We’ve always thought Massachusetts should stay out of national curriculum standards in math and English because our standards were better, but the Board of Elementary and Secondary Education signed up anyway. We did say national standards were bound to be an improvement for many states. Now we’re no longer so sure.
An influential body has proposed new science curriculum standards (“frameworks” in education jargon). The state board plans to align the Massachusetts standards with whatever national ones emerge. Both the board and the national organizations sponsoring the “Common Core” project should reject this bewildering effort from the National Academy of Sciences.
We were alerted to this by Ze’ev Wurman, a software expert who helped develop California’s standards and who commented critically on the new Massachusetts standards. In his blog comment on the Academy’s proposal he said: “The framework does not expect students to use any kind of analytical mathematics while studying science.”
The document only expects students by grade 12 to be competent in recognizing this and expressing that, and in using “simple mathematical expressions’” to see if something “makes sense,” Wurman wrote.
Wurman could find only one equation in all 280 pages of the proposal.
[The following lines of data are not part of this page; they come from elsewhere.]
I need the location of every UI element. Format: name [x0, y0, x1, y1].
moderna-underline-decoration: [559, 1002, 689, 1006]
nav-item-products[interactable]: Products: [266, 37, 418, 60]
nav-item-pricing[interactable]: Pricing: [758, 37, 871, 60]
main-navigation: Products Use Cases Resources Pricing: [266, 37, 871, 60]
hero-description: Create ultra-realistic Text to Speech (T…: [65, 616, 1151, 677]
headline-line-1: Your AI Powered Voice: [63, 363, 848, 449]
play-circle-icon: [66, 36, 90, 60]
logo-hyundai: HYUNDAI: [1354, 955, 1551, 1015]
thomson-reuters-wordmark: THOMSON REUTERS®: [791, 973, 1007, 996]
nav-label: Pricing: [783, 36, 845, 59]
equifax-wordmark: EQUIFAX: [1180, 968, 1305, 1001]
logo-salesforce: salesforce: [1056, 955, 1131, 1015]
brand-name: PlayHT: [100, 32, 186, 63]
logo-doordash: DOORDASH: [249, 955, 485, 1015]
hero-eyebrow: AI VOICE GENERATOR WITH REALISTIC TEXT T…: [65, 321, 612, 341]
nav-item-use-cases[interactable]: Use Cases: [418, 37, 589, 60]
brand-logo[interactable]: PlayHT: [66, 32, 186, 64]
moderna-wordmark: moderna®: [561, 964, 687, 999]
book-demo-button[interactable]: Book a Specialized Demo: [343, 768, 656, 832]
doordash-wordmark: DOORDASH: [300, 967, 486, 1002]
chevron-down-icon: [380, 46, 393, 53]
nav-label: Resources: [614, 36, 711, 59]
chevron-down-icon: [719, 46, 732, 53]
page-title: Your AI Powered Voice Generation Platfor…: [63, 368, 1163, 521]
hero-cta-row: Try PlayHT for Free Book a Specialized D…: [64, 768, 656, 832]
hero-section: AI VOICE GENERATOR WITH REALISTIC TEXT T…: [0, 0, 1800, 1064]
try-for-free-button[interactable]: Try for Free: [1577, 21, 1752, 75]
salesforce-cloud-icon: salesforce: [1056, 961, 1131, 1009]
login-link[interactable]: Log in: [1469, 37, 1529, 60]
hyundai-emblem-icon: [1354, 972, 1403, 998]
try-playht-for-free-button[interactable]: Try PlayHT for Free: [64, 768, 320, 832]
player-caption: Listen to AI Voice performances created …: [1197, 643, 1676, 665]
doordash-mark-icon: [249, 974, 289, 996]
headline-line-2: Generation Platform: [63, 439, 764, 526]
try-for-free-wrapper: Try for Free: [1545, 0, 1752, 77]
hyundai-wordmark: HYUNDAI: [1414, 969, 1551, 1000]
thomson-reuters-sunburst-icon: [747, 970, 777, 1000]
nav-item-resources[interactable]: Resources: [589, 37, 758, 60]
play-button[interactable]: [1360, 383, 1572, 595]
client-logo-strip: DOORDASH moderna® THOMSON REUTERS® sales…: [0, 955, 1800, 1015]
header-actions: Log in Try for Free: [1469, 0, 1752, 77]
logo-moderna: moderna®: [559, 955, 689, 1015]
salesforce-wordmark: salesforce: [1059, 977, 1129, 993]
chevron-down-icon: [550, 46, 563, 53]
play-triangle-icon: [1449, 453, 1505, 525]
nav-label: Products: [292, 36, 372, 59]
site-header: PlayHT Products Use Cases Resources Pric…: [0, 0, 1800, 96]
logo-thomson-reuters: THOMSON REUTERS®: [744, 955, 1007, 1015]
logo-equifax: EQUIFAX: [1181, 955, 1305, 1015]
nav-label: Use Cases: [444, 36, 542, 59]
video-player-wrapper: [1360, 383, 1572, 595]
A careful reading of the 29 pages of the physical sciences section, where equations would be most important, found none at all.
This is baffling. Mathematics, to which the authors devoted much praise, is the language of science. Wurman’s conclusion, which we share: The document “simply teaches our students science appreciation.”
The size of the document is a disqualifier, too. Teachers and principals need a concise document that will tell them what students need to know and how to learn it, not endless streams of sludgy prose.